The air is cool and darkening,
And peacefully flows the Rhine,
The mountain top is sparkling,
The twilight sunbeams shine.
The fairest maid is reclining,
In wondrous beauty up there;
Her golden jewels are shining,
She combs her golden hair.
She combs it with a golden comb,
And therewith sings a song;
It casts a spell on the gloaming,
Melodious and strong.
The boatman in his little boat
is seized by wild delights;
He looks not upon the rocks,
looks only up to wondrous heights.
Both vessel and man before long
By the waves to their ends were flung;
And none of this if not for the song
The Lorelei had sung.
Attempts at translation are inevitably untrue to the poem.

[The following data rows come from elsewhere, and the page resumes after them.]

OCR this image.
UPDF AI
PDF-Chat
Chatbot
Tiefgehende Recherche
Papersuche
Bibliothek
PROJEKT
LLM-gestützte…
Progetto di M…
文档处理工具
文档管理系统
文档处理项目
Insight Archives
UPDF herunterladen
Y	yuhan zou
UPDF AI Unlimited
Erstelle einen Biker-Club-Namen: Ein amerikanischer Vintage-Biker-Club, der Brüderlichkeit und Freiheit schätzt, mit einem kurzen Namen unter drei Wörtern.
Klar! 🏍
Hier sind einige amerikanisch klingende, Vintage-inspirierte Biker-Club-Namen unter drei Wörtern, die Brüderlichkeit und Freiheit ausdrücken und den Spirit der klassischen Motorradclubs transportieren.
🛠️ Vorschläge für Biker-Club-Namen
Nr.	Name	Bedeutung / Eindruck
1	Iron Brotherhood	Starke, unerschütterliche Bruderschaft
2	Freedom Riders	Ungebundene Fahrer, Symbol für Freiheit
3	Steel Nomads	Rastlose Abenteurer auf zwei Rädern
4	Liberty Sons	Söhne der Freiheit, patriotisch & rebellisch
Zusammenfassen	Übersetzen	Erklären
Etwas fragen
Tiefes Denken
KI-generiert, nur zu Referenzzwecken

Based on the fable wherein sailors are pitched to their deaths by the distraction of the beautiful woman overhead, this poem is frequently understood as a wry response to Goethe's Faust. The final line of Faust, and perhaps the most famous in the history of German literature, is usually remembered in English as: "The eternal feminine draws us onward/upward." Goethe meant this in the traditional romantic sense: the mystery of woman is compelling, adds something like motivation to man's being (or whatever, it's not a line I can unpack with any confidence). Anyway, Heine is responding wittily to Goethe by drawing a picture of him staring up into the shining mountain top in the last sunbeams of twilight, gaping slack-jawed at the sexy lady, his boat straying to its doom.
Anacreon mentions that not even the Nazis could look away from the poetry of Heine, so seductive it was. But something else springs to mind when I hear Heine's name in this context: outside of Humboldt-Universität in Berlin, the square known as Babelplatz. Here it was that the Nazis held their first official book-burning, and here it is that Israeli artist Micha Ullman's memorial is on display today. A window in the floor of the square opens up to a well-lit, pale white room, the walls of which are lined with empty bookshelves. The inscription quotes Heine. It reads: "Where books are burned, so one day will people be burned as well."
Heine died in 1856.
Translation note: Though the translation above sucks, I find it better than any I'm able to find on the Internet. If you have any advice on potential improvements, I'd be happy to hear it.